恋愛をすれば、ある程度現実的な思考力が養われ、永愛のおまじないに対する依存心もなくなる、というのが組織の考えであり、エモリエルもそれに納得していた。

 その作戦を瑞穂には前に伝えていたが、彼はその時難色を示した。

「恋愛って、計算してさせるものなの?そういう、人の気持ちを操るみたいなの、どうかと思う」
「私も同じ気持ちです。でも、あなたには理解していただきたい。瑞穂君」
「ソウルメイトだから…?」
「……」

 無言は肯定を意味していた。

 瑞穂にとっても、ソウルメイトであるエモリエルとの出会いは貴重な体験だった。

 瑞穂の両親は小学4年の時に離婚し、彼は母親に引き取られた。パステルで記事を掲載する仕事を引き受けたのも、家計の足しになればと考えてのことである。

 妹は父親の元に行くことになり、瑞穂とは別の所で暮らしている。かつては仲の良かった家族がバラバラになる悲しさは、言葉では言い表せないほど深いものだった。

「そんな時にエモリエルと出会えて、俺も嬉しかったよ。ソウルメイトなんて、架空の話だと思ってたから」
「私もですよ、瑞穂君。だから、君の反対を押し切ってまで組織の命令に従いたくはないのです、本当は」
「……そうだよね。分かってる。渡辺さんの身に危険が及ぶかもしれないのなら、任務を果たすしかないんだよね」
「あくまで自然に、彼女に恋をさせればいいのです」

 こう話していた当時、永愛はまだ秋良宗と交際していたので、急いでわざと恋愛させる必要がなかった。

 しかし今は違う。彼女は失恋してしまった。

 昼間ファミレスで永愛に話せなかった、二人の考え。彼女にそれとなく男性を近付けて、恋仲にさせる。

「……言えるわけない。そんなことできない。エモリエルの力にはなりたいけど、俺はもう渡辺さんのこと大切な友達って思ってる。だから、そんな騙すようなことは……」

 瑞穂は葛藤していた。

 エモリエルには協力したいし、永愛にも危険な目にあってほしくない。でも、計画的に彼女に恋をさせる作戦だなんて、友達としてどうかと思ったのだ。

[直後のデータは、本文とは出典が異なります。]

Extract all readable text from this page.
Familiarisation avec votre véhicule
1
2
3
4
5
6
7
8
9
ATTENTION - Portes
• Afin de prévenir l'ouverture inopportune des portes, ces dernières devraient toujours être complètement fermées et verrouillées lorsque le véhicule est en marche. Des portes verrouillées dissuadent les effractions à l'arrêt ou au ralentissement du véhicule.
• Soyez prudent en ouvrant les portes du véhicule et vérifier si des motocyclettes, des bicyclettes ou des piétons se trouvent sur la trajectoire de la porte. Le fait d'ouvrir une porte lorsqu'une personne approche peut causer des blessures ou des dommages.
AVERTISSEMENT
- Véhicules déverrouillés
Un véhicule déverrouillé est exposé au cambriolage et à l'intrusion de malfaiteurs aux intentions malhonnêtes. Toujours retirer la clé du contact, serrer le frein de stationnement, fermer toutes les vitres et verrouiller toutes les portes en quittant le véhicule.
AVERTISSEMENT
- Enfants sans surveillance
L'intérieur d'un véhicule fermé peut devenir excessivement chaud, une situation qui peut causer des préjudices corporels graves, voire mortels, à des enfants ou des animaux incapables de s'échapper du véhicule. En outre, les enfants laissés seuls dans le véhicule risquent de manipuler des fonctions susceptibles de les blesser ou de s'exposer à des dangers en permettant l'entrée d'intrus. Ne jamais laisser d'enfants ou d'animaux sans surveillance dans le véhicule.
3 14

 彼女の幸せを願ってのことならともかく、自分達の事情のために作戦を実行するなんて、永愛への裏切り行為としか思えない。

「大丈夫ですよ、瑞穂君」
「……他に策があるの?」
「私が彼女を口説きます」
「……え?」

 エモリエルの言葉を理解するのに数秒かかった。

「エモリエル、自分が何言ってるか分かってる?」

 エモリエルの両腕を揺り動かし、瑞穂は大反対した。

「エモリエルにその気はないのに?渡辺さんが本気にしたらどうするの?秋良の件でつらい思いしたのに、彼女のことをまた傷付けるつもり?」
「永愛さんのためです。その結果嫌われてもかまいません」
「そんなの強がりでしょ……。エモリエルだって渡辺さんのこと大切な友達だと思ってるクセに」
「私はいずれここを去る人間です。それに、これは私の持ち込んだ任務。汚れ役は厭(いと)いません」

 エモリエルの決心は揺るがなかった。